Des milliers de civils ont fui Akobo, une ville de l’est du Soudan du Sud tenue par l’opposition, suite à un ordre d’évacuation émis par l’armée en vue d’une opération militaire, ont indiqué des responsables dimanche. L’exode d’Akobo, près de la frontière éthiopienne, a commencé samedi soir.
« La ville est maintenant presque vide », a déclaré Nhial Lew, un responsable local chargé des affaires humanitaires. « Les femmes, les enfants et les personnes âgées sont partis et ont traversé la frontière éthiopienne. »
Alors que l’ultimatum du gouvernement pour l’évacuation devait expirer lundi après-midi, des combats sont signalés à l’ouest d’Akobo depuis samedi.
« Nous entendons des tirs de mitrailleuses qui approchent », a déclaré M. Lew dimanche soir.
L’armée nationale, les Forces de défense du peuple du Soudan du Sud, a ordonné vendredi à la Mission des Nations Unies au Soudan du Sud (MINUSS) de fermer sa base d’Akobo.
Les organisations non gouvernementales et les civils ont également été invités à évacuer « afin d’éviter des dommages collatéraux inutiles », alors que le gouvernement prépare une offensive militaire visant « Akobo et les zones environnantes », selon une déclaration du porte-parole militaire Lul Ruai Koang.
Akobo est l’un des derniers bastions du Mouvement populaire de libération du Soudan-en-opposition (SPLM-IO), dirigé par Riek Machar, vice-président du Soudan du Sud, actuellement détenu.
L’accord de paix conclu en 2018 entre Machar et le président Salva Kiir a été quasiment rompu depuis la reprise des combats entre leurs forces l’année dernière.
Les affrontements se sont considérablement intensifiés dans le nord du Jonglei depuis décembre, date à laquelle les forces d’opposition se sont emparées de postes gouvernementaux. Elles ont été repoussées par une contre-offensive gouvernementale qui a déplacé plus de 280 000 personnes en quelques semaines.
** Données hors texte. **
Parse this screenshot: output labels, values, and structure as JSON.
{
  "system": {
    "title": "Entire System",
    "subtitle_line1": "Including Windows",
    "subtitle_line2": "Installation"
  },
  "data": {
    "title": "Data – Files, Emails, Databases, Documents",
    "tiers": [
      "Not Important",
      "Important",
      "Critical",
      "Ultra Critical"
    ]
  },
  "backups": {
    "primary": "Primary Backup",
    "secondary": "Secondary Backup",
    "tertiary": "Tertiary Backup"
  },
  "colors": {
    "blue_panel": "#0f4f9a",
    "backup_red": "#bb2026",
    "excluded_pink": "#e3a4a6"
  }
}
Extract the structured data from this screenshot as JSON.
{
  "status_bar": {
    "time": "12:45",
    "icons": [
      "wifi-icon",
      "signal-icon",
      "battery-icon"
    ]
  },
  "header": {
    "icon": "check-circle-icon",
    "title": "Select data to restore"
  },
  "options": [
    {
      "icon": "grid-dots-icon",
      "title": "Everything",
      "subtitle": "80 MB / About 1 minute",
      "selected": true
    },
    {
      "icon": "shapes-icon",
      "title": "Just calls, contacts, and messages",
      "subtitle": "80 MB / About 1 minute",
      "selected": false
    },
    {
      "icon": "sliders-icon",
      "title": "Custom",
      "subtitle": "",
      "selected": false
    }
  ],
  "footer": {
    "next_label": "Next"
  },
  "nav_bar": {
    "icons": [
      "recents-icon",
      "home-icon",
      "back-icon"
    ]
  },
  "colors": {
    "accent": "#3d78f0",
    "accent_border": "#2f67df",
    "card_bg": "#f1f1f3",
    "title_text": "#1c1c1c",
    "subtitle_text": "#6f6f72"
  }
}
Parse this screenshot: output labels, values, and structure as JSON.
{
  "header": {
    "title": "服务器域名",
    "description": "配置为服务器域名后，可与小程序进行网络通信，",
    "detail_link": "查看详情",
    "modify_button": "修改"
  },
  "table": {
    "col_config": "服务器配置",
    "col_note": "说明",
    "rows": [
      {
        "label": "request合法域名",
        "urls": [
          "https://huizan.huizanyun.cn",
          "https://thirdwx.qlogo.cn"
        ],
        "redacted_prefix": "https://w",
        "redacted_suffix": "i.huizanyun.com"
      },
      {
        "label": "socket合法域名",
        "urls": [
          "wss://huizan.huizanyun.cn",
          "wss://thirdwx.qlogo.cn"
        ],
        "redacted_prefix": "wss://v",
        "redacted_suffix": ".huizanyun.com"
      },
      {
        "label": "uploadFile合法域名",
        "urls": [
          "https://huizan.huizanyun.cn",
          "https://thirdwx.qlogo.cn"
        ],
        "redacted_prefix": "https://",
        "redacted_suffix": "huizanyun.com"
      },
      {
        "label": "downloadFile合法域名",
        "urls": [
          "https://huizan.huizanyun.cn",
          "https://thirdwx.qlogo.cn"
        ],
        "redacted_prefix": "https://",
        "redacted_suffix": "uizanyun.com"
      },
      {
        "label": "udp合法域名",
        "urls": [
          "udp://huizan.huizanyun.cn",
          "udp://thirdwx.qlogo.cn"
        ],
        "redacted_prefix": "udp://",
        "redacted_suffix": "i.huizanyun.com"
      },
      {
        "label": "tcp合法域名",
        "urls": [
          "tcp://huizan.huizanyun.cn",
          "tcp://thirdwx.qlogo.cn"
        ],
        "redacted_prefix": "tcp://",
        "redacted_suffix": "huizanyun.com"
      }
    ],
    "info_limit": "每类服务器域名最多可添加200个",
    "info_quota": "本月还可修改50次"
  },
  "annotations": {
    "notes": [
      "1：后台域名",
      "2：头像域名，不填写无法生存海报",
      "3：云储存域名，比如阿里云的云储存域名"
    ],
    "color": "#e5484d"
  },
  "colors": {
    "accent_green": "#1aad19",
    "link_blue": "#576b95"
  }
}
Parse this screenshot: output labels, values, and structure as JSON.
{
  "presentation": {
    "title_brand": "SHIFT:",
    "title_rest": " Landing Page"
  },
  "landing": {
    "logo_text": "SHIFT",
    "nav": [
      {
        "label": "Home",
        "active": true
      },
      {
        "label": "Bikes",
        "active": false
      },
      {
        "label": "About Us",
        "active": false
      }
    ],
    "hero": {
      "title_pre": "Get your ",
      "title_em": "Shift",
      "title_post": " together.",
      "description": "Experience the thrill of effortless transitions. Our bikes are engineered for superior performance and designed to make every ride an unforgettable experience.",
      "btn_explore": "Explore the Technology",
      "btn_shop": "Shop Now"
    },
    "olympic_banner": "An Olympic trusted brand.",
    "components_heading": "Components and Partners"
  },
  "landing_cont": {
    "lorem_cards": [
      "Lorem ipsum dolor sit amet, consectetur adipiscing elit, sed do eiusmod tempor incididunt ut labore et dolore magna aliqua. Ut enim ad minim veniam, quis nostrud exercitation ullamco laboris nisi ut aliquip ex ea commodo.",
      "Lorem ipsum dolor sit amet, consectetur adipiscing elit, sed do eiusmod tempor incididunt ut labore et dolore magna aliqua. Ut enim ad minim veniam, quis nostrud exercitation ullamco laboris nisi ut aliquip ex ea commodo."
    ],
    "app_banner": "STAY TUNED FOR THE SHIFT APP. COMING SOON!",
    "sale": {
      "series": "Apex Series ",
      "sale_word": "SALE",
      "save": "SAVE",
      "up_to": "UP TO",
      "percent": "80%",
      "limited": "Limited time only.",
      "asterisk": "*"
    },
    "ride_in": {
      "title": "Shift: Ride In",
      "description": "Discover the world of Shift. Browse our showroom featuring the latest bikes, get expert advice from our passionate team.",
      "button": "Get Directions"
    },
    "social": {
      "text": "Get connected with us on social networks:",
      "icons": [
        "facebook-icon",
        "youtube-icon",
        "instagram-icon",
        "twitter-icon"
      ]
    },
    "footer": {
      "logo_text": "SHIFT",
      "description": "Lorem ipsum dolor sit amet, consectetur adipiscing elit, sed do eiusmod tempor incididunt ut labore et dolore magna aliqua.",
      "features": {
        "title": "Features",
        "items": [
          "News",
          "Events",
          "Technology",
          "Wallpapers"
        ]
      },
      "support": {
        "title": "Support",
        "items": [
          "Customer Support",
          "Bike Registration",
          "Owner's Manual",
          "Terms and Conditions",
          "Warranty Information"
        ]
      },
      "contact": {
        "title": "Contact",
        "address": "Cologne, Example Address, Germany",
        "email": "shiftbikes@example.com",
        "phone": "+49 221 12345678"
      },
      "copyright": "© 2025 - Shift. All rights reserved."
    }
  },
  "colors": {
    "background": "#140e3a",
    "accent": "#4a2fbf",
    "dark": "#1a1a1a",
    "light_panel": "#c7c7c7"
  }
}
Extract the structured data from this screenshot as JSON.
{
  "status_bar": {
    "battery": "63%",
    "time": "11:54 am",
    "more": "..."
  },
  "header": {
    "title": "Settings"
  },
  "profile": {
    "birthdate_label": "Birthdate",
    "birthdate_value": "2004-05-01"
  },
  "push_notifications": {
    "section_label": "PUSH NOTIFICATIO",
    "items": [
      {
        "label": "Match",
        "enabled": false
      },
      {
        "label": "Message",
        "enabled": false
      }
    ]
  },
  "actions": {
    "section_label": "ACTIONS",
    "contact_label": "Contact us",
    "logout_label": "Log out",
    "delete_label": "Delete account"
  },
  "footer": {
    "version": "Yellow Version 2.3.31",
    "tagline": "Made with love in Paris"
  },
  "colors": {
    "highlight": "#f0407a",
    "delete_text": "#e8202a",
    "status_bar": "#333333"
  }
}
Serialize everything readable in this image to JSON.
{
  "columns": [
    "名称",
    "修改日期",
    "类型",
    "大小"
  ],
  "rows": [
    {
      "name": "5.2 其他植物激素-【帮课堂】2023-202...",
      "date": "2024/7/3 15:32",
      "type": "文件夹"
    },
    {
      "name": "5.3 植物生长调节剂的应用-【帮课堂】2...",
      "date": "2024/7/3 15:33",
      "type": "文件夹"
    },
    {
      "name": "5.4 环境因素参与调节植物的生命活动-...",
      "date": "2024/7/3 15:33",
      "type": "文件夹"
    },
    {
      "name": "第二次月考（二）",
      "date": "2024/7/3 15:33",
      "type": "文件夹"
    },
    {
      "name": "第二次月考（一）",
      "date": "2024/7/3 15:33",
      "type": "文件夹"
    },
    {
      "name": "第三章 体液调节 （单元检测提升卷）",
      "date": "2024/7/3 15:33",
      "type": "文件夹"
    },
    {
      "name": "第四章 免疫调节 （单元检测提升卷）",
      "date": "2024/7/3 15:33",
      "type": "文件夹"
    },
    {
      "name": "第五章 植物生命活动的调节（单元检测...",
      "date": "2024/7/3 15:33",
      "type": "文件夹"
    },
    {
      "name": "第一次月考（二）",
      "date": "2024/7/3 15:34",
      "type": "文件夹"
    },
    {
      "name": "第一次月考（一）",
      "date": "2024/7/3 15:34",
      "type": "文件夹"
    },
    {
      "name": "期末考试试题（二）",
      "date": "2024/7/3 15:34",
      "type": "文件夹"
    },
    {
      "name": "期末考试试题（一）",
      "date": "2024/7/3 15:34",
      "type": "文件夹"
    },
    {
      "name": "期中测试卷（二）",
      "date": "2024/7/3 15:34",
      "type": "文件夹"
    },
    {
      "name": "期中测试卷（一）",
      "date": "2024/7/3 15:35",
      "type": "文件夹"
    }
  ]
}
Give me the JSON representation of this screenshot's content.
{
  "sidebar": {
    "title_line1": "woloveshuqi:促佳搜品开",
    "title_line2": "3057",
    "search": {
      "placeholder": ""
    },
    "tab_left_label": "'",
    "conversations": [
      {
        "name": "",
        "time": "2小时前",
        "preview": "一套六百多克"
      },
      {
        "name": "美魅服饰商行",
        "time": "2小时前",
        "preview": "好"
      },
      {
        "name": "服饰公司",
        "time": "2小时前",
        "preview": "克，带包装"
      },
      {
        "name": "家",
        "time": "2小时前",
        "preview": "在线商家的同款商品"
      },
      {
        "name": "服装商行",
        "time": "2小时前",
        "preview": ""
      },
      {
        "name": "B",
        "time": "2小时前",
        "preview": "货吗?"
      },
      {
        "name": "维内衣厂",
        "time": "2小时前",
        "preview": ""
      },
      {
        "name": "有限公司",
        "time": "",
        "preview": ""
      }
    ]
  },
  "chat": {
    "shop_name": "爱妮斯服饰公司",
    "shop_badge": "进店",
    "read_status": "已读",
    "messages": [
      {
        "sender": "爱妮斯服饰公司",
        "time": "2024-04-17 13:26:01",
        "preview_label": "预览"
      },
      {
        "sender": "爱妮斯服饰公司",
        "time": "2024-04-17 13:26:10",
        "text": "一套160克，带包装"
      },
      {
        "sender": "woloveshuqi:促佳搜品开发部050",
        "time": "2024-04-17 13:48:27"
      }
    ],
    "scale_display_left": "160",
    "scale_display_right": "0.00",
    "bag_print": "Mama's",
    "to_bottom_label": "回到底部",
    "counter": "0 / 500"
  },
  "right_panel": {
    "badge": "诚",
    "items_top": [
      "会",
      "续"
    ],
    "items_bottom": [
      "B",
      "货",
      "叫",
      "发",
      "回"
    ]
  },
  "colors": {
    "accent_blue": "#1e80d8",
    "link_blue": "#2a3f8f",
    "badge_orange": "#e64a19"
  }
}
La ville d’Akobo, située à l’extrême est du Soudan du Sud et sous contrôle de l’opposition depuis le début de la guerre civile en 2013, était considérée comme un refuge relativement sûr. La présence d’un petit contingent de Casques bleus a conduit plus de 82 000 personnes déplacées à chercher refuge à Akobo et dans ses environs.
La MINUSS n’a pas encore réagi officiellement à l’ordre du gouvernement de fermer sa base.
Deux vols des Nations Unies ont permis d’évacuer la plupart des travailleurs humanitaires dimanche. Le Comité international de la Croix-Rouge (CICR) gère un service de chirurgie à l’hôpital du comté d’Akobo, où plusieurs blessés étaient soignés. Le CICR n’avait pas encore évacué son personnel.
Mais la crainte d’une attaque imminente contre Akobo inquiète les autorités sanitaires locales.
« Nous sommes inquiets pour nos patients à l’hôpital », a déclaré Dual Diew, directeur de la santé du comté d’Akobo. « Nous avons essayé d’organiser leur transfert vers un lieu plus sûr, mais nous n’avons pas assez de carburant. »
Samedi, des civils d’Akobo ont manifesté contre l’ultimatum de l’armée et ont marché vers la base des Nations Unies, réclamant la paix et la protection.